Mary Beth Franklin: That's right.
Kevin McCormally: A lot of those people regret it later on. Is there a way to change their minds and increase their benefit?
Mary Beth Franklin: Believe it or not, there is. There is a little known strategy that allows retirees to pay back all the benefits they have received so far and then start over again at a new higher rate.
Kevin McCormally: So, if they take a 25% reduction at age 62, pay back all the money at age 70, they would get that big bonus of 75% above what they got. So, they go from being a negative 25 to a plus 75.
Mary Beth Franklin: That's right. Let me give you an example; let's say, your normal retirement age of 66, you are entitled to a monthly benefit of $2,000, but you really want benefits early at 62, because you are afraid you might not live too long. So, at 62, you get $1,500 a month and that will increase with cost of living adjustments each year. Well, low and behold, you do reach 70 and you could have used that extra money because if you had waited to collect, your benefit would have been worth at least $2,600, that's 75% more than you are getting right now.

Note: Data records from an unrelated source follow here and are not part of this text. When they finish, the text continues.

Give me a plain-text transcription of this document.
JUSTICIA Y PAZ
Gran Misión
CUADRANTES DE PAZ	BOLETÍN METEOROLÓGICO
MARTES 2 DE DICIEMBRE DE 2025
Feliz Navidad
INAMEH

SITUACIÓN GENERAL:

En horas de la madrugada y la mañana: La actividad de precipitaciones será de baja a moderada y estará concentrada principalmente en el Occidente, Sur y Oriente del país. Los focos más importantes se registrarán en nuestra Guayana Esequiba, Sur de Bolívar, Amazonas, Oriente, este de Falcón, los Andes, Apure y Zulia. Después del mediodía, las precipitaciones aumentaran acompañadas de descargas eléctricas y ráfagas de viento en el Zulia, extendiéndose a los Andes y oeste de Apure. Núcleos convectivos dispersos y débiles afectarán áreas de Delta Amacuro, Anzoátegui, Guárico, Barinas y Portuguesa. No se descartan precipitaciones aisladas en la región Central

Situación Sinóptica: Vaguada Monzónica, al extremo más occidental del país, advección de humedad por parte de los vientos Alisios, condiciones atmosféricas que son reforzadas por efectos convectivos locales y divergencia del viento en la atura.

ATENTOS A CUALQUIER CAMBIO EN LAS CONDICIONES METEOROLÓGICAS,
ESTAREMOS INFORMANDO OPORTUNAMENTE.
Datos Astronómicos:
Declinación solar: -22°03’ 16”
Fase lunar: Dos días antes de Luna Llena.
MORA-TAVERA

Kevin McCormally: That's amazing. How do you do this?
Mary Beth Franklin: Well, you file a Form 521 with the Social Security administration, it's called Request for Withdrawal of Application and then you have to pay all the money back. Now, it's a big chunk in the example I just gave you, it might cost you a $145,000 over those eight years of benefits. But right from that moment on, you start getting that benefit worth $2,600 a month.
Kevin McCormally: What about all the taxes you paid on those benefits during those eight years you got them?
Mary Beth Franklin: It gets even better, the IRS will refund your taxes.
Kevin McCormally: Okay, so this is a lot of money to pay back, who would have make sense for?
Mary Beth Franklin: It would make sense for anybody who has taken benefits early, had the reduction all their lives and then decide, they could use more money. It's like having your cake and eating it too. You just got an interest-free loan from Uncle Sam for eight years, you pay it back and start all over again.
Kevin McCormally: The key is having that $145,000 to pay back.